小出昌司(高知教会牧師)
メッセージ:人生はマラソンと同じ
【高知放送】
【南海放送】
おはようございます。高知市の「とさでん上町4丁目」電停を南に入ってすぐの公園の裏にある、改革派高知教会牧師の小出昌司です。
毎年この時期になると、日本の各地でマラソン大会が開かれています。私はスポーツ全体が苦手ですが、特に、長距離走は大の苦手でした。それは、私には忍耐力や持久力が不足しているからだと思います。でも、映像でマラソン競技を見るのは好きでした。それは、走っている競技者の表情や走り方に興味を惹かれるからです。マラソンは、個人競技ですから、団体競技とは違って、孤独と戦いながら走っている競技者の姿に感動させられます。
あるマラソン大会を見ていた時、「マラソンって人生に似ているな」と思いました。走る距離が長いだけではなく、クネクネと曲がった道やアップダウンの激しい道がありますから、競技者には、道に合わせた走り方や、脚力の消耗を防ぐ走り方が求められます。
しかしある時、「ブラインドマラソン」と呼ばれる、視力にハンディキャップのある競技者のマラソン競技を見た時、大きな感動と、応援しているはずの私が励まされました。競技者の手が、伴走する健常者の手と、ガイドロープで繋がれているだけではなく、伴走者は常に、競技者に話しかけていることが、口の動きで分かりました。

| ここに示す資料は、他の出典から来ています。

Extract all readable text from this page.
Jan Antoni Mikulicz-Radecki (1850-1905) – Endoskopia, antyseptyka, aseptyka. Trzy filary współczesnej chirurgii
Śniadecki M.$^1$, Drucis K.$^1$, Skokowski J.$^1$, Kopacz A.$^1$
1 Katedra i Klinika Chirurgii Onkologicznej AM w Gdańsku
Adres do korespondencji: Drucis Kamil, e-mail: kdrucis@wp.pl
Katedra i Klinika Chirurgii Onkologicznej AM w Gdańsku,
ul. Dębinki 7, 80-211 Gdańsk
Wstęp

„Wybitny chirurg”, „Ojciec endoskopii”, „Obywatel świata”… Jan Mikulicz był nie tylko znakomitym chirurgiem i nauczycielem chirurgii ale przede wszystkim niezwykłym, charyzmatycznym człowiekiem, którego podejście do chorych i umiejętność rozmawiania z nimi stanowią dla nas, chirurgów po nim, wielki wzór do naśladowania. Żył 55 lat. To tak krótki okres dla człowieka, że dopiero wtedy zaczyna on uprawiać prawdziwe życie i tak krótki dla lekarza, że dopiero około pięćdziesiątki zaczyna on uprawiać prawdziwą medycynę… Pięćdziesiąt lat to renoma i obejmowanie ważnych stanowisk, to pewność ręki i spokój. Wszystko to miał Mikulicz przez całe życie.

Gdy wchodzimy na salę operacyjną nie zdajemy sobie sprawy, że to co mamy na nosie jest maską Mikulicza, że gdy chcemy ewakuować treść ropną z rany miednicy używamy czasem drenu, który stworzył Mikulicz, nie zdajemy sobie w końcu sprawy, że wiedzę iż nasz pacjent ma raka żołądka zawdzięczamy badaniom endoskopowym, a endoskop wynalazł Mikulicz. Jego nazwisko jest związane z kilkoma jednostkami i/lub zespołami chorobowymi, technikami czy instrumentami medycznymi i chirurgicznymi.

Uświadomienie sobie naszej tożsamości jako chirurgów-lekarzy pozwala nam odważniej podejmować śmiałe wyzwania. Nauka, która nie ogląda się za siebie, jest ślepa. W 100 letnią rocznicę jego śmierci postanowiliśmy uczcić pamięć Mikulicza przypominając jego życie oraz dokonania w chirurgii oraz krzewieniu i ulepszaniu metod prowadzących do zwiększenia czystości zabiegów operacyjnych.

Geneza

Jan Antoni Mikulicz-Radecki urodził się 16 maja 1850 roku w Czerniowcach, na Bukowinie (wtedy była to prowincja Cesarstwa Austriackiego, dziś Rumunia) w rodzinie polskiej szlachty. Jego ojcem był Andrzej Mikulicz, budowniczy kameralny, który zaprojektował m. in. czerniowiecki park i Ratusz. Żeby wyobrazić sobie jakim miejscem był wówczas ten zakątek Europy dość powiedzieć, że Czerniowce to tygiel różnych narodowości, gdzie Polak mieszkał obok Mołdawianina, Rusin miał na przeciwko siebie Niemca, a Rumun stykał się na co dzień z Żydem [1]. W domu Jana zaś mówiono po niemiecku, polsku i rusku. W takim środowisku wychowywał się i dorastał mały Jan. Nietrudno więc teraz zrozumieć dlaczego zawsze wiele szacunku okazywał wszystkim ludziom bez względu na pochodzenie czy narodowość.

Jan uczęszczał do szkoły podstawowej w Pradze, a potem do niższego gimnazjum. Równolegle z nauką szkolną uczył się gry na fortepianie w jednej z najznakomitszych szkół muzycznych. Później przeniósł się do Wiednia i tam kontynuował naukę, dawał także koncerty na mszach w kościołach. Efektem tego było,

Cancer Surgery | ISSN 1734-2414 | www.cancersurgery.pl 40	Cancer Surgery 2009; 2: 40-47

私の人生にも、目に見えないガイドローブで繋がれた方がいて、その方は、いつも言葉で励ましや指示を与えてくださいます。だからこそ、80年という起伏ある人生を走ってくることができたのです。そのお方とは、イエス・キリストというお方です。
マラソンの起源は、西暦が始まる前のマラトンの丘でのギリシャとペルシャの戦いに起源があります。小国ギリシャが大国ペルシャに勝利したニュースは、ギリシャの伝令士によって、40㎞ほど離れた故国に走って伝えられました。
その当時すでに、古代オリンピックが、ギリシャのオリンポスで4年ごとに開かれていましたから、新約聖書は、人生をマラソン競技にたとえて、「自分に定められている競走を忍耐強く走り抜こうではありませんか」(ヘブライ12:1)と勧めています。
現在のマラソン大会では、上位入賞者にはメダルが与えられますが、人生のレースでは、完走することが求められているのですから、タイムを気にしながら走るのではなく、人生のゴールまで完走することを目指して走ればよいのですが、走り続けることが苦しく困難になる時が、しばしば訪れます。
マラソン競技のコースの要所要所に、給水所が備えられているように、人生レースにも、7日目ごとに教会という給水所が備えられていますから、教会に立ち寄って、キリストの命の言葉によって心の疲れが癒され、また次の新しい一週間を走り抜くことができる力が湧いてくるのです。
ブラインドマラソンでは、競技者自身が、自分の脚力や持久力をよく知っている、自分よりも走る力の大きい人を伴走者に選びます。あなたも、キリストと一緒に人生を走って見ませんか。そうすれば、キリストが、労りと励ましの言葉を掛け続けて下さるのです。そして、疲れた時、もう走れないと思った時には、教会という給水所に立ち寄ってください。
※ホームページでは音楽著作権の関係上、一部をカットして放送しています。